Yep, that’s all. One day. Still being hard-headed. Not listening to His voice nor my body.

I went to the doctor and got the dizziness to subside by taking one day off consistently. But I replaced it with more activities – you know, the never-ending to do list – to achieve more, to climb higher, to be the consummate wife, mother and career woman. After all, I could handle it. I then had guests in town back to back to back, and took it in stride.

Welp, my body had enough. I started having internal problems. The knots in my stomach never left – a mixture of nervousness and nausea that rested like a literal rock, right below my rib cage. I cried for no reason. And was always always always perpetually tired. I’m not talking normal mom-running-after-two-boys tired (and believe me, that’s already tired enough), but crazy, can hardly move tired. I broke. I’d had enough. Forget holding onto the house … the car … the bills. If I don’t make some changes soon, I won’t hold on to me.

So, finally listening to God, my hubby and my body, I made it all about me in December, with a few necessary steps:

1. I decided how much of the working was about what we needed, versus what I wanted. And trim the fat. Thus, I stripped away the second job and additional hours. Worked less, rested more.

2. I let the kids just … play. Okay I know that sounds strange. I’m the type of mom who always wants the kids doing something, never bored. So I’ll think I have to help “make” that happen. But hey, they’re kids. Let them do what they do. Play. Together. Alone. Without me.

3. I gave myself permission to not achieve every goal I had for this year. Yes, I took pressure off myself to complete the next great screenplay or produce the next wonderful script in 2013. I’d aimed high, done all that I could, and will pick it up again next year.

4. I put career projects on hold – temporarily. I turned down a few lucrative projects I really wanted to do (sorry – you know who you are and you know I wanted to do it!). Yes, it was hard as I love writing, and I love tv/film production.

These weren’t things I wanted to do. But I had to. For my health. For my life. For my sanity. And ultimately, for my family. I can’t be who I want to be for them, if I’m not taking care of me.

9 thoughts on “At the end of 2013 I made it all about me …. so it can be all about them…

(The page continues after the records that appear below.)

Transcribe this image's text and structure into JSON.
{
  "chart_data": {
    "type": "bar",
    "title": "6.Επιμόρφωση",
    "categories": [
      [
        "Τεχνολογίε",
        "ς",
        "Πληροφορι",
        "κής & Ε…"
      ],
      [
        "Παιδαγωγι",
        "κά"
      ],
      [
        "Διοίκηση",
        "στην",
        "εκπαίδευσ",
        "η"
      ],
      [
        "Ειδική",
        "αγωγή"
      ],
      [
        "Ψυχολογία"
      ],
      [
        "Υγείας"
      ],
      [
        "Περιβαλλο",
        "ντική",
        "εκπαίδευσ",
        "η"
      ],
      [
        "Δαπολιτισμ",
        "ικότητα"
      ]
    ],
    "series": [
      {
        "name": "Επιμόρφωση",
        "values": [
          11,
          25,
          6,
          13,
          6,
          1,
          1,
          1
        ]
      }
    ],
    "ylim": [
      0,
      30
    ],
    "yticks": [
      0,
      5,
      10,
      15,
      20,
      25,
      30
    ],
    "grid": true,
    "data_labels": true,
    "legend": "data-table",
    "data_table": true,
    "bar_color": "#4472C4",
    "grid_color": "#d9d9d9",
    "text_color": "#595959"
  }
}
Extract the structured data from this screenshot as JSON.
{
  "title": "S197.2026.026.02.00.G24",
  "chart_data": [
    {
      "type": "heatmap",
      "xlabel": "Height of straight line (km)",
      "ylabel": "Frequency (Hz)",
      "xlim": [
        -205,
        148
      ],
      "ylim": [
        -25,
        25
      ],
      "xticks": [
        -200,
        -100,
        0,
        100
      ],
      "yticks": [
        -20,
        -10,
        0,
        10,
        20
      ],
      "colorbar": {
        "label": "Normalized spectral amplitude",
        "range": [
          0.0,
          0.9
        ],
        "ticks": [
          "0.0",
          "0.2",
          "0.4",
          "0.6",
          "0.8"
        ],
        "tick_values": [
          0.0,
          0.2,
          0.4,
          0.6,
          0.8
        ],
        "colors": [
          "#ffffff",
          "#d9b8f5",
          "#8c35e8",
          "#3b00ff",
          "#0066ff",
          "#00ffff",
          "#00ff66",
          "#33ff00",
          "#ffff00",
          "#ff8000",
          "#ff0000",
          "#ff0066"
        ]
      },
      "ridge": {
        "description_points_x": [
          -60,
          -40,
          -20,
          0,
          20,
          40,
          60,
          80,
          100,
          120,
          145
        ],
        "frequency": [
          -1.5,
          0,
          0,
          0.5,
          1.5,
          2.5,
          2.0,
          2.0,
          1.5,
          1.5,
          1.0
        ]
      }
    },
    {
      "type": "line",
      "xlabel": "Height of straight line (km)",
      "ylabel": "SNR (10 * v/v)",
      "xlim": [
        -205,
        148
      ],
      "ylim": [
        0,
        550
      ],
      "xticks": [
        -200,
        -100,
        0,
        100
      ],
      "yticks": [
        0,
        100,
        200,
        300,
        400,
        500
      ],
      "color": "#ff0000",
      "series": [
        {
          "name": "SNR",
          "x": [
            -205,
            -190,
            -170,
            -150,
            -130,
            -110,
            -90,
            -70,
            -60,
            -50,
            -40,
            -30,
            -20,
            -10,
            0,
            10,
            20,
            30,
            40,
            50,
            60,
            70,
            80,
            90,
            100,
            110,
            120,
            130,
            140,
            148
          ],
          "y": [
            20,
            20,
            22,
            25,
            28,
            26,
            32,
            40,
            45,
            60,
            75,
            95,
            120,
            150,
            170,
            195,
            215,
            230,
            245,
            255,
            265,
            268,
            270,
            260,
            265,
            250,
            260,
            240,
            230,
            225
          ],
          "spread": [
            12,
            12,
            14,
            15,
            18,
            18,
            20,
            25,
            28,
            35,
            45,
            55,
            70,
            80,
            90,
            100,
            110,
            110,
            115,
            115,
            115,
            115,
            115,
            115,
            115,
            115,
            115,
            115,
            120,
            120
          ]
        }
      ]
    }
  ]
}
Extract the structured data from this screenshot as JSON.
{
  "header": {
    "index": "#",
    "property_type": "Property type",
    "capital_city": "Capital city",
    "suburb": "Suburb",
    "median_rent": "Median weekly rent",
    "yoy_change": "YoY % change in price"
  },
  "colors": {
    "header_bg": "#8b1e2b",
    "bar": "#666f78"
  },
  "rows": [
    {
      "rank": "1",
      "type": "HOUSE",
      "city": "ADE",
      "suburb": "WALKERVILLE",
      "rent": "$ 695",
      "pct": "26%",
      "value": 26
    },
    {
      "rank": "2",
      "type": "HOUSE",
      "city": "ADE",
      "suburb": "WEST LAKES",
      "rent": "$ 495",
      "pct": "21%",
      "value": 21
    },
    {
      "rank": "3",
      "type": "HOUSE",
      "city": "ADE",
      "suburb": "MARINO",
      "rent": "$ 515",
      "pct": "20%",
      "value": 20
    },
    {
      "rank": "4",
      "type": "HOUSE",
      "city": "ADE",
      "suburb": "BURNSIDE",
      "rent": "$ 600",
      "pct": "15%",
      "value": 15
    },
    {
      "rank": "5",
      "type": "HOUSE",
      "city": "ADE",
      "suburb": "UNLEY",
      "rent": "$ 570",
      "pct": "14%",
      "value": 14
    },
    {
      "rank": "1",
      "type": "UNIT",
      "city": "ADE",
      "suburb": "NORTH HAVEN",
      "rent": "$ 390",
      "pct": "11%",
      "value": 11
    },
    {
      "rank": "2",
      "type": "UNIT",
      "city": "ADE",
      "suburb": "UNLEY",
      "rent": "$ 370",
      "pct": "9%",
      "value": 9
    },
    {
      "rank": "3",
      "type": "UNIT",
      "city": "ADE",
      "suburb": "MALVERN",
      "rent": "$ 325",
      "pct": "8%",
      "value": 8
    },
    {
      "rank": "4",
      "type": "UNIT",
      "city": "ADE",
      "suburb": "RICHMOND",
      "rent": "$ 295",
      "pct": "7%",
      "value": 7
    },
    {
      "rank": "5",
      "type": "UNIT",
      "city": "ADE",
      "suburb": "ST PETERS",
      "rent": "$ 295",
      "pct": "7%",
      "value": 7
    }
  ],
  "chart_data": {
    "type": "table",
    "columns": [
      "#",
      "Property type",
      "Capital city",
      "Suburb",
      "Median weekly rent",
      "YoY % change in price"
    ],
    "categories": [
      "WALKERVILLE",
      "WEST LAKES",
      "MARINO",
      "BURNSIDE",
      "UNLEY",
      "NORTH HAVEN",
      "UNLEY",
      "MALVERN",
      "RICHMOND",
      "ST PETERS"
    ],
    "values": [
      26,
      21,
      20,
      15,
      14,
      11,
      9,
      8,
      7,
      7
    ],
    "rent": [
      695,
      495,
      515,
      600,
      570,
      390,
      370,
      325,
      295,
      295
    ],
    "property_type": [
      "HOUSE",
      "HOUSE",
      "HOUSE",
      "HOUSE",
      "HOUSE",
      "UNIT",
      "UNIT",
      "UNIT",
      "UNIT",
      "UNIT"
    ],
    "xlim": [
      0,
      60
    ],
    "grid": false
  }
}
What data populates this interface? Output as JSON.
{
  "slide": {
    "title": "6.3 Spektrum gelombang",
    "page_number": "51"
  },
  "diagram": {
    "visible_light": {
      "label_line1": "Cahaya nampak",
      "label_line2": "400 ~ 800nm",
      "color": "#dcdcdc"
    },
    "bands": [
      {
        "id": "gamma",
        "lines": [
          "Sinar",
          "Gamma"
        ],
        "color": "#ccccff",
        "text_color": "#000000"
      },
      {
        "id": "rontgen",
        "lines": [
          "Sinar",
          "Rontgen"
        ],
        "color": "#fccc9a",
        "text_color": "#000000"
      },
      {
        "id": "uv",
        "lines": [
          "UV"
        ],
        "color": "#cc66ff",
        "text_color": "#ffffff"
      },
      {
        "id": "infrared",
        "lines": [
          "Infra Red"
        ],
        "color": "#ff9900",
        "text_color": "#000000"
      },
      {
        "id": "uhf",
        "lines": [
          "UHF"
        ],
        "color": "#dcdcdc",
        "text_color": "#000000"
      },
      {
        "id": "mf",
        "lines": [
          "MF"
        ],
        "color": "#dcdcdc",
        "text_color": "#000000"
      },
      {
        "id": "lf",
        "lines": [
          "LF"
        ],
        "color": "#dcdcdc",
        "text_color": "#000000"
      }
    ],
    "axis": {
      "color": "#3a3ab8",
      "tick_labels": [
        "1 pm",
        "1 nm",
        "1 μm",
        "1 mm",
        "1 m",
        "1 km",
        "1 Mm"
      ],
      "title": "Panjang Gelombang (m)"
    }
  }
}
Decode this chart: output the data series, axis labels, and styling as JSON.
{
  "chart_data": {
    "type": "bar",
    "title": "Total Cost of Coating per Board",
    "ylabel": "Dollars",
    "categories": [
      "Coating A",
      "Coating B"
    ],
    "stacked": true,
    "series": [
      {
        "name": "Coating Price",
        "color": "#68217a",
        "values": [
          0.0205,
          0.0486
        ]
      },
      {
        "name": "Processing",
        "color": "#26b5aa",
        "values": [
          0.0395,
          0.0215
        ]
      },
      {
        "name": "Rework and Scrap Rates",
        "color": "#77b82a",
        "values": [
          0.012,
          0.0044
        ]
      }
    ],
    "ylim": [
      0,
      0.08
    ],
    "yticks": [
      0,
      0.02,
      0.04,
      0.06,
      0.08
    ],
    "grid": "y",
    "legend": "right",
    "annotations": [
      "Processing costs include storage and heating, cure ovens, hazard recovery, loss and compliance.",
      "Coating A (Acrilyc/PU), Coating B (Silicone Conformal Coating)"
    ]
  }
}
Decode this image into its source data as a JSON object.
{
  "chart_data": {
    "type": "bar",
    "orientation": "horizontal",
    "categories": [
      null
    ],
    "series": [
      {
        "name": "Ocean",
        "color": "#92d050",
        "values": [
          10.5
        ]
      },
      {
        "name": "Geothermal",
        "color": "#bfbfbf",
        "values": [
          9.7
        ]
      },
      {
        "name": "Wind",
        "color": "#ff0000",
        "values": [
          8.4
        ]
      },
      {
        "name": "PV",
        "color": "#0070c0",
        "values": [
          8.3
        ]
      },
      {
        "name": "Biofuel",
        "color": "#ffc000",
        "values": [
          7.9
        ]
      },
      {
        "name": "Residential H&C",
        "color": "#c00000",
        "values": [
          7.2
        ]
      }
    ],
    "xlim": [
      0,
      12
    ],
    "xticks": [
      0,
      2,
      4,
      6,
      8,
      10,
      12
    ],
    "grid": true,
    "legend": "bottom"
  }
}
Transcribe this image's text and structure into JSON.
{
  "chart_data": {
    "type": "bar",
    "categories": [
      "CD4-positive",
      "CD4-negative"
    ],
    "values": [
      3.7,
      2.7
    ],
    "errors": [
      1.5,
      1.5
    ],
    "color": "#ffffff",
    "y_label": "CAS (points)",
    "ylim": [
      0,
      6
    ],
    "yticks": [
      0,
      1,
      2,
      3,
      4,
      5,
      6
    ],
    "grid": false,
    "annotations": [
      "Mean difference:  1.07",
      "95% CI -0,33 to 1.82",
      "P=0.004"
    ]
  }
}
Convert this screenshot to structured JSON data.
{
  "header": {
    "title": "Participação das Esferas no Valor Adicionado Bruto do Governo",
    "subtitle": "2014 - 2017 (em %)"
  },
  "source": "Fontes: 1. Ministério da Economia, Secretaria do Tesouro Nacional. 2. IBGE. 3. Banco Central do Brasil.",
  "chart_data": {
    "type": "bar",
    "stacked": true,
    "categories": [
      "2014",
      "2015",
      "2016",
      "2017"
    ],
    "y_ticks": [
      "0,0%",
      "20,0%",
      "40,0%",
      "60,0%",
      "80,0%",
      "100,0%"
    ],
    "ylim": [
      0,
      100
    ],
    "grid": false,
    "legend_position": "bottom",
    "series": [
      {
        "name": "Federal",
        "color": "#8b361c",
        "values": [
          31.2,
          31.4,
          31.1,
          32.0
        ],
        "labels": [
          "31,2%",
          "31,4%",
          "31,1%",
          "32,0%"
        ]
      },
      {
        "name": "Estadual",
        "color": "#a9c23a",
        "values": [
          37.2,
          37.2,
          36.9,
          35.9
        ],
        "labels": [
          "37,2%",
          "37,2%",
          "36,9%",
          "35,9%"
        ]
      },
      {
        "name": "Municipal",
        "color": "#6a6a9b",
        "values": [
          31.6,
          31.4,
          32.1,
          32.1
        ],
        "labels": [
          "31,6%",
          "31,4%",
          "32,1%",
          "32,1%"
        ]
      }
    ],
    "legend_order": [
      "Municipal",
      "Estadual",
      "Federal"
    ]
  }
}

  1. My dear LaKeisha – your post was timely. So many of us are caught up in “the American Dream” and not in the reality of our lives. So many times we hear, but don’t listen to God, to our bodies, and to family. I went through a similar experience of not “listening” several years ago. Thanks be to God for waking me from that dream. I’m glad you finally “listened”. Always be reminded that you have to make time to take care of yourself so that you can be there for your boys (hubby included).

  2. And all the Marthas of the world say, Oh me and amen! Thank you for being so real, in order to help others heal. I love your writing and I am encouraged by your message. Transformation happens when a woman says, Yes to God. Thank you for saying, Yes. I want to be a Mary, too.

  3. Ok I am totally with you on the just letting the kids play thing!!!! This is why I started this blog… Just so totally over all the activities and constant guilt of having to be this mom who is super organized with loads of crafts and activities … Trying to just enjoy this time instead of stressing like this is a challenge or project!

    1. Thanks so much for the reply. Why oh why do we do that to ourselves? I bet you are also an incredible mother. If I’m honest with myself, I am too. Yet I let myself be plagued unnecessarily by guilt. It’s getting better, but it’s hard because my oldest son LOVES spending time together. In fact, he can really make me feel guilty for not spending enough time with him (in his mind). I do love being with him, but it just can’t be all the time, you know? So I’ve gotten better at distancing those “guilty” feelings :) I love your last sentence – “enjoying the time” instead of making it a “challenge”. What is your blog? I would LOVE to follow you!